Scarboro Beach Amusement Park
Scarboro Beach Park was a lakeside amusement park in the Beaches, Toronto, from 1907 until 1925. The park was originally in East Toronto until its annexation by the City of Toronto in 1908.
Location
The park operated on a 40-acre site south of Queen Street East to Lake Ontario between Leuty and MacLean avenues It succeeded two east end trolley parks, Victoria Park and Munro Park, which had closed the previous year.History
The park was founded by Harry and Mabel Dorsey who purchased the site from the Sisters of St. Joseph for $165,000 in 1906. It has been the site of the Order's House of Providence farm since the 1890s. The Toronto Railway Company purchased it in 1913 and invested and expanded it as well as extending the TRC's streetcar network to reach the grounds, making it a trolley park.
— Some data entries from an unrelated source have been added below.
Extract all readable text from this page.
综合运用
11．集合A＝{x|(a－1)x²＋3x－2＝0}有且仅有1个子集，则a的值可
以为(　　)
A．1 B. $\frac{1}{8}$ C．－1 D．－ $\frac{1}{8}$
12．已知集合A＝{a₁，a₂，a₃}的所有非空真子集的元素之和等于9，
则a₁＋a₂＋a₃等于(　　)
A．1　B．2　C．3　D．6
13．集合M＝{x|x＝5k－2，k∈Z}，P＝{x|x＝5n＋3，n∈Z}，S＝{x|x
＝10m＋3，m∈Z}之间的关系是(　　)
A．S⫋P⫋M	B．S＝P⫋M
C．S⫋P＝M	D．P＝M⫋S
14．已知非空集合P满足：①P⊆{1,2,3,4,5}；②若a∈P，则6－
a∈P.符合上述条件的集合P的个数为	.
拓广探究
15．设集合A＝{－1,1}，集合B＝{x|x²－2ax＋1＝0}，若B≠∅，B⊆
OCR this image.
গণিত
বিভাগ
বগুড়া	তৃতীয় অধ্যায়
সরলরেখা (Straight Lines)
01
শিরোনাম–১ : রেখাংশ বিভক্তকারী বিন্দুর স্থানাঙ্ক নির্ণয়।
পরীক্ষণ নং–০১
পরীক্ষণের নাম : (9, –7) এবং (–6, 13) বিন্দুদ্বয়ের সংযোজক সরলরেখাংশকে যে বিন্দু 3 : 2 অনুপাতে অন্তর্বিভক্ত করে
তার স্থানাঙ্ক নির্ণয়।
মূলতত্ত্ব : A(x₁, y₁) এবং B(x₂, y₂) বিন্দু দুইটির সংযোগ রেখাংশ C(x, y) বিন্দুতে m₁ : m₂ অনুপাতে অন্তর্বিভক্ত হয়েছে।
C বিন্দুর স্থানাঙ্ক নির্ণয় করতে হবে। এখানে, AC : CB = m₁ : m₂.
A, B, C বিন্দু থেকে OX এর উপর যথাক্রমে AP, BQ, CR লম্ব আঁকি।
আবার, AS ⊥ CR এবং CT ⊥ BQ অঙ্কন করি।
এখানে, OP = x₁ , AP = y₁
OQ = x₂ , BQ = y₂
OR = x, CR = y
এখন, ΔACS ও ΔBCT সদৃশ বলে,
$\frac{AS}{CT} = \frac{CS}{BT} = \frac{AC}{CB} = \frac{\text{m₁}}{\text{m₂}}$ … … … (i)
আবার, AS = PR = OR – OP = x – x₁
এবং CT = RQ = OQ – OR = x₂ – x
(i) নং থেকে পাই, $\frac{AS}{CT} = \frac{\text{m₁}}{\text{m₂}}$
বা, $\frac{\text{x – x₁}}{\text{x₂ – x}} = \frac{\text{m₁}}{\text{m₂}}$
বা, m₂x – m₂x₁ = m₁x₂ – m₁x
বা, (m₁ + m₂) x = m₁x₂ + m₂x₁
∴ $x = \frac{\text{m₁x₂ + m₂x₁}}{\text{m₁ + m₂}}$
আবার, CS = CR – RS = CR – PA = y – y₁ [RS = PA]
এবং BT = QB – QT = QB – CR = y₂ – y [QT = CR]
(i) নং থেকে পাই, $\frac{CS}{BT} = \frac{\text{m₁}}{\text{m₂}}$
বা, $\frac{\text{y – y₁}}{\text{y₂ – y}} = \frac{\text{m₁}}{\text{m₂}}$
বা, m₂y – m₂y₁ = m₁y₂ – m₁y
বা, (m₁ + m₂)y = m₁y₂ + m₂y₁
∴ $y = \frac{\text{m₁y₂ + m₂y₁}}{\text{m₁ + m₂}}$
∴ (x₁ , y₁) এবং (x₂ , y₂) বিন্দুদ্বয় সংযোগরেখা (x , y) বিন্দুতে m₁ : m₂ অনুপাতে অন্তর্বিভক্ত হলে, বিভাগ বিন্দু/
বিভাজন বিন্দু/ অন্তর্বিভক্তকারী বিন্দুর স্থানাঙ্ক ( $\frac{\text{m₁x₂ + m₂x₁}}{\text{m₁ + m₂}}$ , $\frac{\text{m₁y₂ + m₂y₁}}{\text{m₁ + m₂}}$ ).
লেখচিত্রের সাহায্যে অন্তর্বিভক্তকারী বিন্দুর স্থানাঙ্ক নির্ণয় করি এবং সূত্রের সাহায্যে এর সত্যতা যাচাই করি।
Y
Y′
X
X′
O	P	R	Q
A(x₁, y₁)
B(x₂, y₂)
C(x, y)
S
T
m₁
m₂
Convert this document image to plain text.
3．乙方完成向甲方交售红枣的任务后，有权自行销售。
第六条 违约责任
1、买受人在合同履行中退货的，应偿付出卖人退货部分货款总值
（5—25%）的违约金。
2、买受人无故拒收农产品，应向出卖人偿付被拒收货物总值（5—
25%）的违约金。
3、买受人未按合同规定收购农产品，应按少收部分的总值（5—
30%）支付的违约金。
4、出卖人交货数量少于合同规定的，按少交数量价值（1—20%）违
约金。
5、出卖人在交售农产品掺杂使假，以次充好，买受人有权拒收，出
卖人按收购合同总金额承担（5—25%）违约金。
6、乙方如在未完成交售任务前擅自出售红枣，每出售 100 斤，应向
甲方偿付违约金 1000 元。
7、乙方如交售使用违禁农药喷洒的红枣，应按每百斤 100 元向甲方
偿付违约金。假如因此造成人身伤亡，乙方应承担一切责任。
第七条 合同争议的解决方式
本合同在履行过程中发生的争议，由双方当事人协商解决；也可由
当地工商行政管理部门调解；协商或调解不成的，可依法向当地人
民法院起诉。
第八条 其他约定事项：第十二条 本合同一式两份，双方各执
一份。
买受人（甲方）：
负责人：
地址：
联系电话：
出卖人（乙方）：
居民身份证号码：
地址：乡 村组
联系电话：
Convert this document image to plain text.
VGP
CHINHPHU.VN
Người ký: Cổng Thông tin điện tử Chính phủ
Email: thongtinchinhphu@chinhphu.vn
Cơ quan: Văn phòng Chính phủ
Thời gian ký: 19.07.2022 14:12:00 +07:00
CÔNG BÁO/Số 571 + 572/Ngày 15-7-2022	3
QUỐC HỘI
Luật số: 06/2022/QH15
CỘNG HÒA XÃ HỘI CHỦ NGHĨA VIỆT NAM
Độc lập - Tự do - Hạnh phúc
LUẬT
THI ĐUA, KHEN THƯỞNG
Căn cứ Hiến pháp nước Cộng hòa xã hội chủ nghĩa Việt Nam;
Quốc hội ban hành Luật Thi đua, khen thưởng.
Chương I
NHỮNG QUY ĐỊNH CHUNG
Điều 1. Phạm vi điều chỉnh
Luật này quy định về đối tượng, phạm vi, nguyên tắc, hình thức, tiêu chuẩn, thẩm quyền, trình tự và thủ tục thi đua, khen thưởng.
Previously, Toronto residents had reached the park using a steamship service from the Toronto Harbour at the foot of Yonge Street.The amusement park was built at a cost of $600,000 and opened June 1, 1907. It was modelled on Coney Island's Luna Park and offered over a hundred attractions including various rides such as a Shoot the Chutes water ride, a Tunnel of Love, a roller coaster billed as a scenic train, fun houses, aerial swings, an athletic field that hosted sporting events and was the home field for a lacrosse team, and other attractions such as a freak show, daredevil acts, bathing
and dance pavilions, band concerts and other features. In 1909, the park was the site of the first public flight in Canada when Charles F. Willard took off from Scarboro Beach Park on September 7, 1909.